Cisco IoT architectural solution
We developed Cisco IoT Operations Dashboard to solve these issues along with the technical debt incurred with Cisco’s legacy IoT management applications and based on the global macro trends seen in IoT. The Operations Dashboard comprises of the following main modules: Cisco Edge Device Management, Cisco Edge Intelligence, Secure Equipment Access, and Cisco Industrial Asset Vision. Cisco Edge Intelligence securely handles traffic routed in a hybrid cloud environment from different I/O devices PLC’s devices/OT systems to IoT applications hosted in the public cloud environment. Secure Equipment Access provides capability to remotely manage access and interact with both the gateways and connected devices. This can be used to directly troubleshoot or monitor the IoT devices in your deployment. Operations Dashboard is a cloud native application for deployment, management monitoring, troubleshooting, and gaining insights into IoT network edge connectivity, which is agnostic to different connectivity technologies.
Operations Dashboard provides the following three key services:
2. Cisco Industrial Asset Vision: Monitoring of facilities and assets using Cisco’s
industrial sensors.
3. Cisco Edge Intelligence: Edge to multi cloud data orchestration.
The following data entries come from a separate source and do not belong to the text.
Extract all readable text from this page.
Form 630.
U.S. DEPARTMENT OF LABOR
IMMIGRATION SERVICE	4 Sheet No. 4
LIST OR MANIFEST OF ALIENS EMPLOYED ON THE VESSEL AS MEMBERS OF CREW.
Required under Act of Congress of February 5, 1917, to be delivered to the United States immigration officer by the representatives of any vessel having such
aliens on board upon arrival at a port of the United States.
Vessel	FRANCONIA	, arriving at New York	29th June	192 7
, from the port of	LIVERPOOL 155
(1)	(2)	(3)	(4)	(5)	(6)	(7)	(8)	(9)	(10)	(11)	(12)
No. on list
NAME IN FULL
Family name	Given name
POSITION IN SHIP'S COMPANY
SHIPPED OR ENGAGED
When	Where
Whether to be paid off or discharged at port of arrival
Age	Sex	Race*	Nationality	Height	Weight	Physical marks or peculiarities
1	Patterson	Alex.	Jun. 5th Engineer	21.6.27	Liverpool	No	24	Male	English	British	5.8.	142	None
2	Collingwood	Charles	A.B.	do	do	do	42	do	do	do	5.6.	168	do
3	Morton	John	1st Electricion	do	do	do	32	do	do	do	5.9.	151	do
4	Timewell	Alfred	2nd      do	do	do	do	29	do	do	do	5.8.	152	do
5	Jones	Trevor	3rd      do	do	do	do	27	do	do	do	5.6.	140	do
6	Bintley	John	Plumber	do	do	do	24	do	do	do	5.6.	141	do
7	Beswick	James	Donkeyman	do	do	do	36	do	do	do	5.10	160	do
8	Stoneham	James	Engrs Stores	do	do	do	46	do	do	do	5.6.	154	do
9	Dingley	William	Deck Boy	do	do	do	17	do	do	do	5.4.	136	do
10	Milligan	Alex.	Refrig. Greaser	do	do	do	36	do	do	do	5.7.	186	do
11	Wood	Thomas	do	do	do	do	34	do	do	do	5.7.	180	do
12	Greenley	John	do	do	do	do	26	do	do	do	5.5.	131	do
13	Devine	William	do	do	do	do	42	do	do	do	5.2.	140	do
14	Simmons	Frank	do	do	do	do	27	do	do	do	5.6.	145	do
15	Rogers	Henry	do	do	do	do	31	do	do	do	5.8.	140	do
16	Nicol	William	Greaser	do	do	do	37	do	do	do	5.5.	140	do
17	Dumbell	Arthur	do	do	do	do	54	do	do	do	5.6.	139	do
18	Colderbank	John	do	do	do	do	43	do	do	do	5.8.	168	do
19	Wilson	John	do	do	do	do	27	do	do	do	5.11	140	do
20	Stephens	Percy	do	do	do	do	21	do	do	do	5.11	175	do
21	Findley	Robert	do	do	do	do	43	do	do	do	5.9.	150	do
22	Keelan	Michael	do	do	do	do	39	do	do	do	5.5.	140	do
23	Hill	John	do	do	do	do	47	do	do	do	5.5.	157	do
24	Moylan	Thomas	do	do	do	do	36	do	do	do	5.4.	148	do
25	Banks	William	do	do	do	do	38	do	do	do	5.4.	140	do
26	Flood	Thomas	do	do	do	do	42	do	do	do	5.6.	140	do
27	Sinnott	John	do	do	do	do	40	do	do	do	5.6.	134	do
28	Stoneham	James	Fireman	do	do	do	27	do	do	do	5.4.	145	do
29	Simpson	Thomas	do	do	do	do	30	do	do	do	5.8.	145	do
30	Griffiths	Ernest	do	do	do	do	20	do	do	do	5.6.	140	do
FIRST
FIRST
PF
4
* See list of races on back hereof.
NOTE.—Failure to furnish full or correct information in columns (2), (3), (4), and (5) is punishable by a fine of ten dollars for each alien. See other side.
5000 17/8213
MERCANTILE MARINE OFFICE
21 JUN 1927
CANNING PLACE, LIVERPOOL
From a security perspective we offer a full stack observability platform with Cisco Cyber Vision, Cisco Telemetry Broker, and Cisco SecureX to complement the end-to-end security stack for a diverse set of IoT use cases. With this new cloud native paradigm, you can define each network edge as a small cloudlet for doing security analytics at the edge locally
Key takeaways
Based on these emerging market trends in the cloud native IoT application management, IoT security, and the IoT gateway management, it’s important for you to take action. Cisco IOT Operations Dashboard is based on cloud native primitives and addresses the above discussed scenarios. It leverages the available cloud native infrastructure and tools for enabling your successful journey to a hybrid and multi cloud architecture, and future-proofs your investment.